My late father-in-law, Neville, was a mischievous old devil. He was also a fanatical fisherman who spent much of his working life close to the mighty Zambezi, a river in Mozambique that provided him with numerous memorable fishing experiences.

I spent many holidays hunting there, camped on the banks of this impressive waterway with my wife, Catherine. It was prime big-game country, and with it came challenges from scavengers attracted to our camp by the smell of drying biltong and salted trophies.

The location also offered fantastic fishing opportunities and, on one trip, Neville requested an impala heart on the pretext of using it as bait to catch a vundu, a massive kind of catfish.

After dinner, while we sat around the campfire, Neville prepared his tackle and wandered off into the dark. We heard the chattering of his reel as he cast his offering into the Zambezi.

Or at least, that’s what we all thought.

He returned, collapsed into his chair with an arthritic grunt, re-lit his cigar, and puffed contentedly, his stout fishing rod propped nearby in a special holder.

Nothing happened for more than an hour. The fire burned down, and those who had been enjoying its warmth headed to bed. Lanterns were blown out, and soon the odd snore could be heard as night enveloped our camp. Only Neville and I remained, happy to sit in silence, staring into the dying embers.

As if on cue, the drag of Neville’s large Penn reel suddenly started to scream. Up the rascal jumped, snatching it with the energy of a teenager and striking with force. The finger-thick rod doubled over. Into the darkness Neville disappeared. I was only able to follow the progress of his battle by the direction and tone of his grunts and groans. Soon the old bugger was huffing like a locomotive, the screeching of the reel’s drag reminiscent of a train’s brakes.

It dawned on me that something was not right. The Zambezi was right in front of me, yet the sounds of the struggle seemed to be moving farther away from its bank. Curiosity eventually got the better of me. Torch in hand, I investigated.

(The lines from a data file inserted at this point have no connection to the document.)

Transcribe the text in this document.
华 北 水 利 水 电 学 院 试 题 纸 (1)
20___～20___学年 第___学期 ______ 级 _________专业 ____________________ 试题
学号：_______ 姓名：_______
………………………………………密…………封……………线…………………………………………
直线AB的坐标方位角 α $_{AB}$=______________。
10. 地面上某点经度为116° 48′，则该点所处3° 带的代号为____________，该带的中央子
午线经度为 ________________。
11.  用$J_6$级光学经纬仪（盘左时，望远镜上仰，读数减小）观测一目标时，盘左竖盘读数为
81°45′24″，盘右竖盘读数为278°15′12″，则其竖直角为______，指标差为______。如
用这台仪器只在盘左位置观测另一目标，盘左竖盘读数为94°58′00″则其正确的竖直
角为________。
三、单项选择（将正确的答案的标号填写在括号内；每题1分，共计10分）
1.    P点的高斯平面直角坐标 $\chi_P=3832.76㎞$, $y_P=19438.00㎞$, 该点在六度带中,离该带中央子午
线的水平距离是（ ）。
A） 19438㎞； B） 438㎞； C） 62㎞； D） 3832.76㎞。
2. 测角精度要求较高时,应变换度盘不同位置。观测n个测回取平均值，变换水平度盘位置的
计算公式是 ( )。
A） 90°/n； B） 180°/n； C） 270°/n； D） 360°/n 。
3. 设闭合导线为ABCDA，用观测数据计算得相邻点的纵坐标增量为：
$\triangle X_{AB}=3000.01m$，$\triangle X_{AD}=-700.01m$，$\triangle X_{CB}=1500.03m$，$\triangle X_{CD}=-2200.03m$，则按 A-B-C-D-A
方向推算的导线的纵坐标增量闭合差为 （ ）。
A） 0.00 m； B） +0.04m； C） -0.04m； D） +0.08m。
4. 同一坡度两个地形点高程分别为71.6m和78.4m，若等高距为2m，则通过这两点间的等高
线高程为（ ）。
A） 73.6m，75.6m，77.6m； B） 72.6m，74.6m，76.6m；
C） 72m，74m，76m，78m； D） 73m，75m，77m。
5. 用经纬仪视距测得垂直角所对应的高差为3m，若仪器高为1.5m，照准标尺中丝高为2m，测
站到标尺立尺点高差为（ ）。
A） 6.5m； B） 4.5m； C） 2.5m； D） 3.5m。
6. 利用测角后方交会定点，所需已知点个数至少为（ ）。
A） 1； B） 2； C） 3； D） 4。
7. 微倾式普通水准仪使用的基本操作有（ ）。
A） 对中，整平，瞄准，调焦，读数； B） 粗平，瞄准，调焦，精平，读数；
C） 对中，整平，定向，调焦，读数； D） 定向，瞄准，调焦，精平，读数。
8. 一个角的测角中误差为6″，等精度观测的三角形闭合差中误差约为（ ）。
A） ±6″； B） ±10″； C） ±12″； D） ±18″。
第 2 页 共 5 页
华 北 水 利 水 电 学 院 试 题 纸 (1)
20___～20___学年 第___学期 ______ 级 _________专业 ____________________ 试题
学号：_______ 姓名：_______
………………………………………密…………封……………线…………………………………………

I found my father-in-law, the arch in his back rivaling the bend in his rod. What was odd, however, was that he wasn’t facing the river, as expected, but away from it. At the other end of the line, a spotted hyena braced itself. It was also fighting valiantly. Out the corner of its mouth something glinted: wire trace.

Both opponents fought well, but Neville gained ground. They were soon at a standoff, only paces apart. I became concerned how the tussle would end. But my concerns were unfounded. Realizing he had lost, the hyena simply opened his vise-like jaws, and out popped a chewed impala heart, bound with wire. With a look of utter disgust at having to relinquish such a tasty snack, he scurried into the darkness.

It had obviously been Neville’s intention all along to catch the local camp thief. As the jokester flopped back down into his camp chair, he grinned mischievously and simply said, “Best darn fight I’ve had in a long while!”